Many people I know who work in libraries ‘fell into’ the profession. Few people I know told their parents when they were seven: ‘Mum, Dad, I want to be a librarian when I grow up’!

I feel very fortunate to have ‘fallen into’ working in an academic library. My first line of work was teaching languages and translation. These are both interesting areas, but I find that librarianship is offering me a lot more than the specific knowledge language study gave me.

What I love about libraries is that they are places for learning about how to learn. And I am realising that life is all about constantly learning new skills and knowledge.

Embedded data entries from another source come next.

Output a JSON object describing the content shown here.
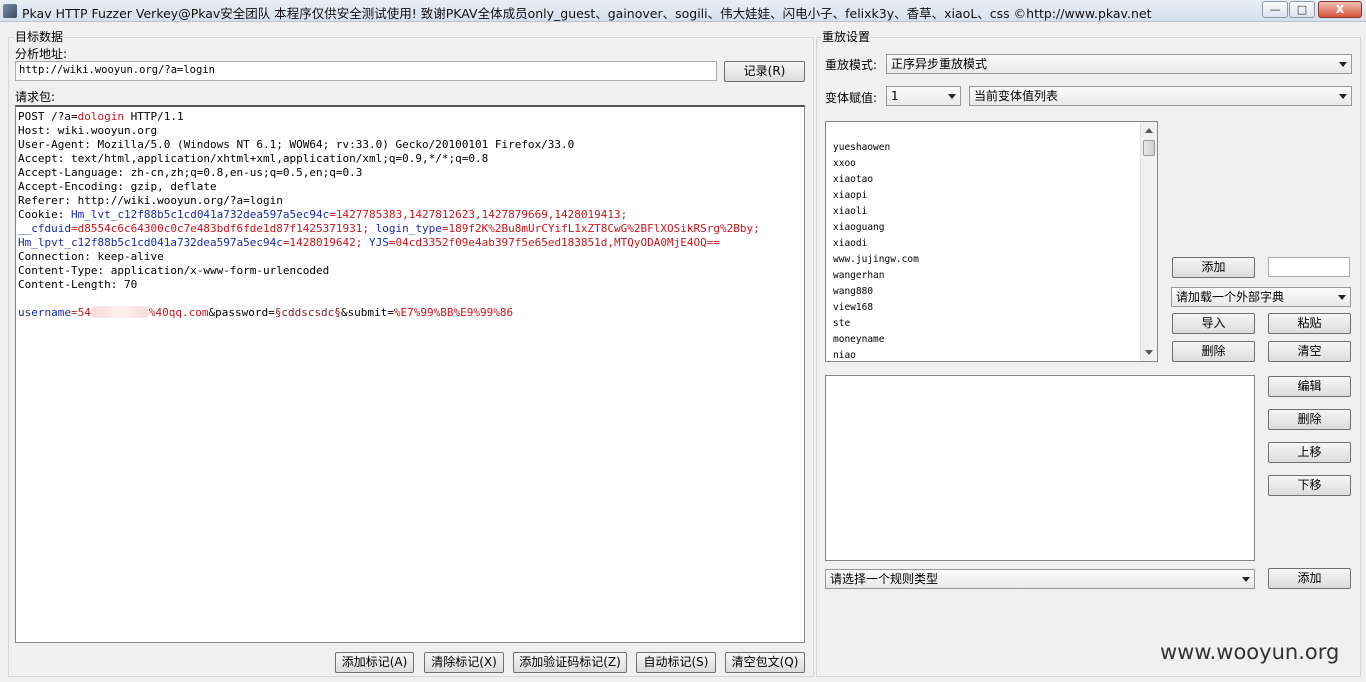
{
  "window": {
    "title": "Pkav HTTP Fuzzer   Verkey@Pkav安全团队  本程序仅供安全测试使用! 致谢PKAV全体成员only_guest、gainover、sogili、伟大娃娃、闪电小子、felixk3y、香草、xiaoL、css  ©http://www.pkav.net",
    "min_glyph": "—",
    "max_glyph": "□",
    "close_glyph": "X"
  },
  "left": {
    "group_title": "目标数据",
    "url_label": "分析地址:",
    "url_value": "http://wiki.wooyun.org/?a=login",
    "record_button": "记录(R)",
    "request_label": "请求包:",
    "request": {
      "line1_a": "POST /?a=",
      "line1_b": "dologin",
      "line1_c": " HTTP/1.1",
      "host": "Host: wiki.wooyun.org",
      "user_agent": "User-Agent: Mozilla/5.0 (Windows NT 6.1; WOW64; rv:33.0) Gecko/20100101 Firefox/33.0",
      "accept": "Accept: text/html,application/xhtml+xml,application/xml;q=0.9,*/*;q=0.8",
      "accept_language": "Accept-Language: zh-cn,zh;q=0.8,en-us;q=0.5,en;q=0.3",
      "accept_encoding": "Accept-Encoding: gzip, deflate",
      "referer": "Referer: http://wiki.wooyun.org/?a=login",
      "cookie_a": "Cookie: ",
      "cookie_b": "Hm_lvt_c12f88b5c1cd041a732dea597a5ec94c",
      "cookie_c": "=1427785383,1427812623,1427879669,1428019413;",
      "cookie2_a": "__cfduid",
      "cookie2_b": "=d8554c6c64300c0c7e483bdf6fde1d87f1425371931; ",
      "cookie2_c": "login_type",
      "cookie2_d": "=189f2K%2Bu8mUrCYifL1xZT8CwG%2BFlXOSikRSrg%2Bby;",
      "cookie3_a": "Hm_lpvt_c12f88b5c1cd041a732dea597a5ec94c",
      "cookie3_b": "=1428019642; ",
      "cookie3_c": "YJS",
      "cookie3_d": "=04cd3352f09e4ab397f5e65ed183851d,MTQyODA0MjE4OQ==",
      "connection": "Connection: keep-alive",
      "content_type": "Content-Type: application/x-www-form-urlencoded",
      "content_length": "Content-Length: 70",
      "body_a": "username",
      "body_b": "=54",
      "body_c": "%40qq.com",
      "body_d": "&password=",
      "body_e": "§cddscsdc§",
      "body_f": "&submit=",
      "body_g": "%E7%99%BB%E9%99%86"
    },
    "buttons": {
      "add_mark": "添加标记(A)",
      "clear_mark": "清除标记(X)",
      "add_captcha_mark": "添加验证码标记(Z)",
      "auto_mark": "自动标记(S)",
      "clear_request": "清空包文(Q)"
    }
  },
  "right": {
    "group_title": "重放设置",
    "replay_mode_label": "重放模式:",
    "replay_mode_value": "正序异步重放模式",
    "var_assign_label": "变体赋值:",
    "var_index_value": "1",
    "var_list_value": "当前变体值列表",
    "list_items": [
      "yueshaowen",
      "xxoo",
      "xiaotao",
      "xiaopi",
      "xiaoli",
      "xiaoguang",
      "xiaodi",
      "www.jujingw.com",
      "wangerhan",
      "wang880",
      "view168",
      "ste",
      "moneyname",
      "niao"
    ],
    "add_button": "添加",
    "add_input_value": "",
    "dict_select_value": "请加载一个外部字典",
    "import_button": "导入",
    "paste_button": "粘贴",
    "delete_button": "删除",
    "clear_button": "清空",
    "edit_button": "编辑",
    "rule_delete_button": "删除",
    "move_up_button": "上移",
    "move_down_button": "下移",
    "rule_type_value": "请选择一个规则类型",
    "rule_add_button": "添加"
  },
  "watermark": "www.wooyun.org"
}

I am currently taking the part-time distance Masters course at the University of Aberystwyth, in Wales. It will take me almost five years to complete, but in many ways this is an advantage. The time-frame is giving me the time to learn gradually and explore many avenues of interest along the way. This will help me decide what area of librarianship I want to go into after the course.

The Masters in L:librarianship has exceeded all my expectations. Here are the top 10 things I feel I am gaining from doing the course:

  • I have had to re-learn how to be a student. This is invaluable, as I have a better idea of how the students experience our service;
  • I am learning a lot about technology (social media, personal management tools such as Evernote, etc.);
  • I am struggling with being a distance learner. Distance learning is very much on the increase, so experience of the frustrations of learning online will be invaluable;
  • Now I understand what management are talking about!. Management (and management-speak) seemed foreign and irrelevant to me before starting the MA. Now I realise there is value and sense in what is done by management and the lingo they use;
  • Meeting other students of librarianship. The study schools at Aberystwyth are a great opportunity to meet other people;
  • It has made my day-to-day job in the library much more interesting. I get to see why we are doing what we do, rather than just doing it;
  • There are many benefits to being a student again. One of the main ones is free CILIP membership;
  • Improving my writing skills, which are vital in any area of work these days. Like most skills, practice makes perfect;
  • Attending events. Recently I went to the London Book Fair , and applied for a bursary to attend the LILAC conference ; and
  • Realising there is an exciting career in librarianship. The course is showing me there is a lot more to librarianship than the public perception of telling people to 'Shhhh' and stamping dusty, old books.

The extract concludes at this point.